Right now there's a reserved:u32 at the end of a frame but at least elsewhere in the binary encoding for wasm this is typically done with a prefix byte rather than a postfix byte

Yeah that's a good point. It's inconsistent and I'll fix it. Thanks

alexcrichton commented 1 year ago

FWIW I do think that the actual offset within the function is helpful since, as you've linked, it can be used to translate to a filename/line number in a backtrace. If you're unable to get codeoffset working, though, perhaps the funcidx could always be encoded and the offset within-the-function (either specified as relative to the function's start or relative to the code section start) could be an optional field to only get filled in if recoverable?

xtuc commented 1 year ago

@alexcrichton yes, that's actually a good idea; storing both the funcidx and the code offset relative to the function's start, which can be 0 if unknown.

It has the added benefit of allowing to degrade to a backtrace of func indices if you don't have the source module with debug infos, which is not possible with just code offsets.
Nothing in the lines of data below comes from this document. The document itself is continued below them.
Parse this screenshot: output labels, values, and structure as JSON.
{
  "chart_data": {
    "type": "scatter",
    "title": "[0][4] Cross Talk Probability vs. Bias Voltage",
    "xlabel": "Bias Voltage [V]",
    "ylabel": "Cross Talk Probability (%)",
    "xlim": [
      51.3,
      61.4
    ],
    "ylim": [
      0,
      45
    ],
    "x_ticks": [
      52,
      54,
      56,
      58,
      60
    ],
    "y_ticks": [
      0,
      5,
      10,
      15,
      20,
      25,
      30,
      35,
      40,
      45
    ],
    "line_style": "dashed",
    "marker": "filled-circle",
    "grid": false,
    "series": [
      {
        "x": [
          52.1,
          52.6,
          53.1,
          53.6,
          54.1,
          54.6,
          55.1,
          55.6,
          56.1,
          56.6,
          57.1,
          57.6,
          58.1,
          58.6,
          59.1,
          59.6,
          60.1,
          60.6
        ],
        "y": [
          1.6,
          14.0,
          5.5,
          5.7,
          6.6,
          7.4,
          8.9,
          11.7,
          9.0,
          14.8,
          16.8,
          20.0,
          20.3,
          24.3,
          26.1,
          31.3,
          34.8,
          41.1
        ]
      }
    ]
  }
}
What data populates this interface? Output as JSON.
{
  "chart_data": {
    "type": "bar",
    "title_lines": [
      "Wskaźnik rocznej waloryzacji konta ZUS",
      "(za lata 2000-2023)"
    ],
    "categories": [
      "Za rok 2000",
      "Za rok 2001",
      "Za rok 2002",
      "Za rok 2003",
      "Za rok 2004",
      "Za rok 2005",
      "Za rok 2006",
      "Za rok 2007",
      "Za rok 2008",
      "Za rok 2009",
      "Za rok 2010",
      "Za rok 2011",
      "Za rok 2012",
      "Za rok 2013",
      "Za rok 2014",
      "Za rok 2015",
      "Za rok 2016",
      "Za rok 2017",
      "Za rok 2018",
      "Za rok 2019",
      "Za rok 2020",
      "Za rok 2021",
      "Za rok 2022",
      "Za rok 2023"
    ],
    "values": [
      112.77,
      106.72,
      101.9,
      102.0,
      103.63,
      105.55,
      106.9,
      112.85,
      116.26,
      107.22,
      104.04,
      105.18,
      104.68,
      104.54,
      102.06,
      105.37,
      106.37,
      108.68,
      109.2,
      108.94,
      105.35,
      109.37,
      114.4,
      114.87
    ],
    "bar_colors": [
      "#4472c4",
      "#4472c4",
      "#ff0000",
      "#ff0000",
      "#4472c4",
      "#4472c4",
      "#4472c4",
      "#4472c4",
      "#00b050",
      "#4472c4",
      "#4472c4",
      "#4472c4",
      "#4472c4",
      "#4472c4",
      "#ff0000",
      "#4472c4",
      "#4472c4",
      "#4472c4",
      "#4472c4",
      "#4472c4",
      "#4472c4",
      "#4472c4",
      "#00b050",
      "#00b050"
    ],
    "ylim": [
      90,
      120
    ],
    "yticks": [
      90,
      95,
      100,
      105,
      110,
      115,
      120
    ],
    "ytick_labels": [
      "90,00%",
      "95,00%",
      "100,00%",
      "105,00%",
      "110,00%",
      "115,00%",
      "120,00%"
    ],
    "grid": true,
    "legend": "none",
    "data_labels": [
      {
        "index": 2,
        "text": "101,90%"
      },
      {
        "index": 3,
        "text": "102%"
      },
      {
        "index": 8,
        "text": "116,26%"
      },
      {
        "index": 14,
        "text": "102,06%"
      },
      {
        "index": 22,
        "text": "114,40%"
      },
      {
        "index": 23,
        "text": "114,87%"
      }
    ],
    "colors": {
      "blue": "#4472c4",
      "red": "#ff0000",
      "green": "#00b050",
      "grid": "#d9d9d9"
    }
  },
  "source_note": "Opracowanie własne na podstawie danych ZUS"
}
dschuff commented 1 year ago

code offsets are pretty important for DWARF because DWARF usually needs to refer to instructions rather than functions per se (I actually can't think of any cases off the top of my head where DWARF needs to refer a function abstractly rather than a particular piece of a function, but I could very well be wrong about that). e.g. in backtraces, each location usually points at the exact call instruction rather than at the frame of each function generally.

If the intention is to have information general to the whole function or frame (and the exact path taken from one frame to the next isn't relevant) IMO a funcidx makes more sense.

dschuff commented 1 year ago

oops, I raced with @xtuc I guess the advantage of a code offset is that it's consistent with DWARF (which wants to pretend there's a unified address space and everything is just a pointer), and the advantage of a func + func offset is that you can degrade to having the funcoffset be 0 (in the former case you could also degrade to having a codeoffset pointing to the top of the function, but maybe the latter is easier).

alexcrichton commented 1 year ago

Oh sorry, so to clarify, I don't mind if it's funcidx, code-section offset, or function offset plus function index. I found it odd that it's specified as codeoffset but is being used as a funcidx right now. I don't personally have a horse in this race so don't have a preference.

xtuc commented 1 year ago

got it @alexcrichton.

I like the idea of having both funcidx and codeoffset (relative to the start of the function's code), for the reasons mentioned above.

xtuc commented 1 year ago

@dschuff please merge the change. I'm planning to follow up on funcidx and/or codeoffset in a future change.